Bila dalam kredit kepemilikan
kendaraan bermotor maupun alat berat dan barang-barang produksi lainnya yang
bersifat bergerak, perbankan selaku lembaga keuangan berkedudukan selaku
kreditor sekaligus pemegang ikatan jaminan Fidusia terhadap objek barang yang
diberikan kredit, sementara pihak debitor telah efektif sebagai pemilik
objek kredit (sehingga objek Fidusia telah atas nama debitor bersangkutan),
hanya saja objek barang bergerak dipercayakan untuk dipegang dan dikelola
sebagai faktor produksi pihak debitor meski statusnya sebagai agunan / jaminan
pelunasan piutang.
Konsekuensi dari kepemilikan
objek Fidusia, ialah dimiliki oleh pihak debitor, maka ketika debitor mengalami
kredit macet, wanprestasi, pailit, atau menunggak dan segala bentuk cidera
janji lainnya, maka pihak kreditor pemberi kredit tidak dapat secara sekehendak
hati menjual objek benda bergerak secara “dibawah tangan” dan juga tidak dapat dengan
harga sekehendak hati pihak kreditor, namun terikat oleh prosedur eksekusi Fidusia
yang disaat bersamaan memberi perlindungan hukum bagi pihak debitor
tereksekusi—dimana lelang eksekusi harus bersifat prosedur formil sebagaimana
aturan perihal lelang eksekusi di hadapan umum serta kaedah-kaedah dalam
Undang-Undang Fidusia itu sendiri.
Sebaliknya, dalam konstruksi
hukum leasing, yang sebenarnya terjadi hanyalah “sewa-menyewa dengan hak
opsi untuk membeli diakhir periode sewa”. Oleh karena itulah, leasing dikenal
juga dengan istilah sebagai “sewa guna usaha”, alias sekadar sebatas
“sewa-menyewa”. Konsekuensinya, karena hubungan hukum yang terjalin hanya
sebatas “sewa-menyewa”, maka pihak pengguna jasa leasing hanya berposisi
selaku “penyewa”, bukan sebagai pemilik objek benda bergerak tersebut.
Karena perusahaan leasing
berposisi sebagai pemilik objek benda sewa, maka pihak lessor tidak memiliki kewajiban untuk mengikat objek benda bergerak
yang disewakan dengan jaminan ikatan Fidusia, sehingga pengawasannya menjadi
tidak seketat lembaga Fidusia dalam hal eksekusinya.
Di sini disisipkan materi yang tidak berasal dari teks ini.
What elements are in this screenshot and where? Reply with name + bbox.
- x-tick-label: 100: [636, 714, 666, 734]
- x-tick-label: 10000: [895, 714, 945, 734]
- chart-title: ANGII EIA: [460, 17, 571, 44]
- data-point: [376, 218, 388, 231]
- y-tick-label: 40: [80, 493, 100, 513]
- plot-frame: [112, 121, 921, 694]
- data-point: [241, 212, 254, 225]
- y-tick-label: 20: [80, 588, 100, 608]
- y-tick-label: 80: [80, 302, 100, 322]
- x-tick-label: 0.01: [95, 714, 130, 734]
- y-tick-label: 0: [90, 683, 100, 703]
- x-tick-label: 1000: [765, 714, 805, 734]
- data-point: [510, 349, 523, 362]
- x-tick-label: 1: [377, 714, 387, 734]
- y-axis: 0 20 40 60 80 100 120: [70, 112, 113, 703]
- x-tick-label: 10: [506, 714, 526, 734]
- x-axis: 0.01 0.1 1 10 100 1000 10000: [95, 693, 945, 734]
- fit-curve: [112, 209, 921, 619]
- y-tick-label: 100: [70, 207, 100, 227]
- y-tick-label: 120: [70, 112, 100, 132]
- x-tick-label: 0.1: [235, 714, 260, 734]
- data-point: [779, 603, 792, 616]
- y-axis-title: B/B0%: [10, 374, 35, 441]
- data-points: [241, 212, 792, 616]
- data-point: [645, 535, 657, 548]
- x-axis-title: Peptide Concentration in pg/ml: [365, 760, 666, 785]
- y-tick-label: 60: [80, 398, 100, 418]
Konsekuensi yuridis
dibalik itu, tiada perlindungan hukum bagi pihak pengguna jasa (konsumen
sewa-menyewa objek benda bergerak) ini.
Sewaktu-waktu pihak lessor dapat menarik objek barang
bergerak secara paksa dan sepihak dari tangan lessee, karena memang bukan atas nama kepemilikan pihak pengguna
jasa sewa, dan setelah itu menjualnya dengan harga yang sangat rendah secara
“dibawah tangan”—serta dengan nominal penjualan yang ditentukan secara sepihak
oleh pihak lessor tanpa harus
dilakukan di pelelangan umum.
Alhasil, tagihan terhadap pihak
konsumen pengguna jasa sewa guna usaha (leasing) menjadi membengkak, sementara
harga jual “dibawah tangan” yang dilakukan oleh pihak lessor demikian rendah, modus yang terjadi selanjutnya ialah
mempailitkan pihak penyewa (pengguna jasa leasing), dengan alasan
hutang-piutang tidak tertagih dan masih terdapat tunggakan yang tertunggak
meski objek benda bergerak telah dijual sendiri secara sepihak oleh perusahaan
leasing secara “dibawah tangan” dengan harga “banting harga”.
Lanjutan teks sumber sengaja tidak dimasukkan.